Monday, October 7, 2013

Gender Benders, Sperm Discount and Chemical Toxicity


I have heard a number of women mention that the younger men of today seem more feminine.  Is this perception, culture or environment?  The variables are too numerous to quantify. There is documentation that chemical toxicity mimics estrogen causing hormone havoc with gender bending effects. 

 The book, "Hormone Deception" by Lindsey Berskson, outlines an array of hormone disruptors that include wildlife/environmental gender problems.  Birds that bring pesticide contaminated food to their chicks created masculinized females that sing male mating songs.  Weird. 

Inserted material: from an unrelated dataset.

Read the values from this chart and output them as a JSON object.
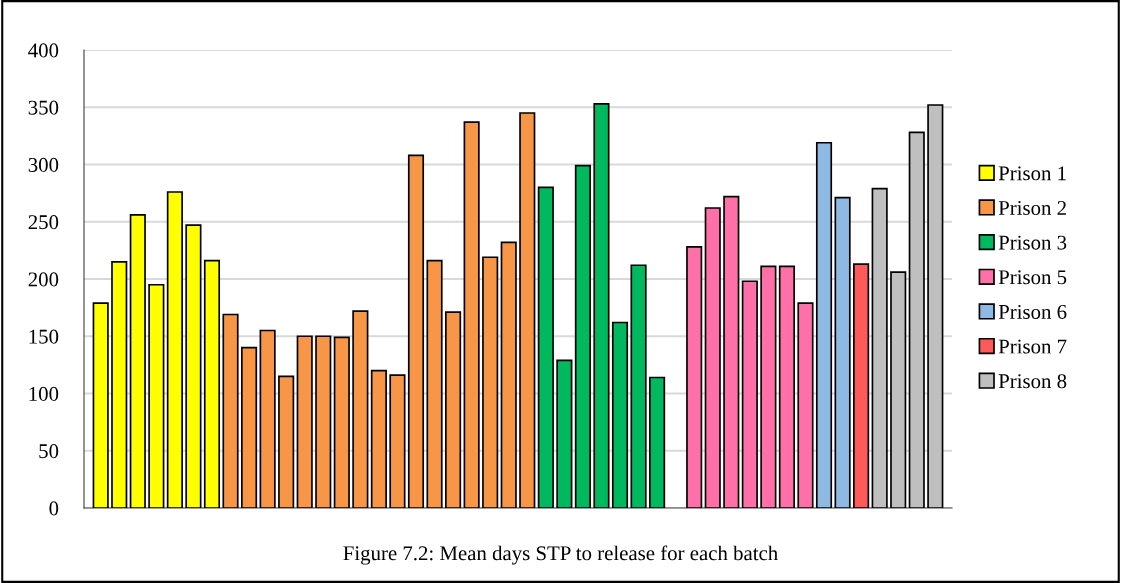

In 1980 the Tower Chemical Company had a spill of DDT in Lake Apopka, Florida.  DDT is an insecticide in the biphenyl compound group that mimics estrogen.  Bisphenyls also include BPA and PCBs.  The result in alligator egg hatch was a change from 90 percent survival to 18 percent.  Male alligators were demasculinized with problems in reproduction including the absence of a phallus.  Remember most cities fogged the streets with DDT in the fifties and sixties. 

Another infamous biphenyl is Dethylstilbesterol (DES) that was given to pregnant women in the 1950's and 1960's.   The drug "designed" to increase the health of a baby caused miscarriages.  The result was devastating for some daughters that developed cancer.  There was also a study that found that forty two percent of DES exposed women had bisexual orientation verses 18 percent of their untreated DES sisters.

DES also caused men to experience low sperm count and problems with reproduction.  Other problems may include problems with the urinary tract, prostate, testicles, and enlargement of the breast.  There have also been some psychological effects including depression.   

It is interesting that during development, men require testosterone to develop their masculinity.  This testosterone converts to estrogen in the brain as an important part of their development.  So while men need testosterone, they also have a small amount of estrogen.

Biphenyl compounds are stored in fat cells and mimic estrogen creating a gender bending effect.  This is especially true if exposure takes place in the first trimester of pregnancy.  There is the possibility of hormone changes that happen during development.  Since these types of toxins are stored in fat, there is speculation that this problem has been passed down to subsequent generations.  This means that the baby boomers exposure to DDT and DES could produce gender problems for future generations.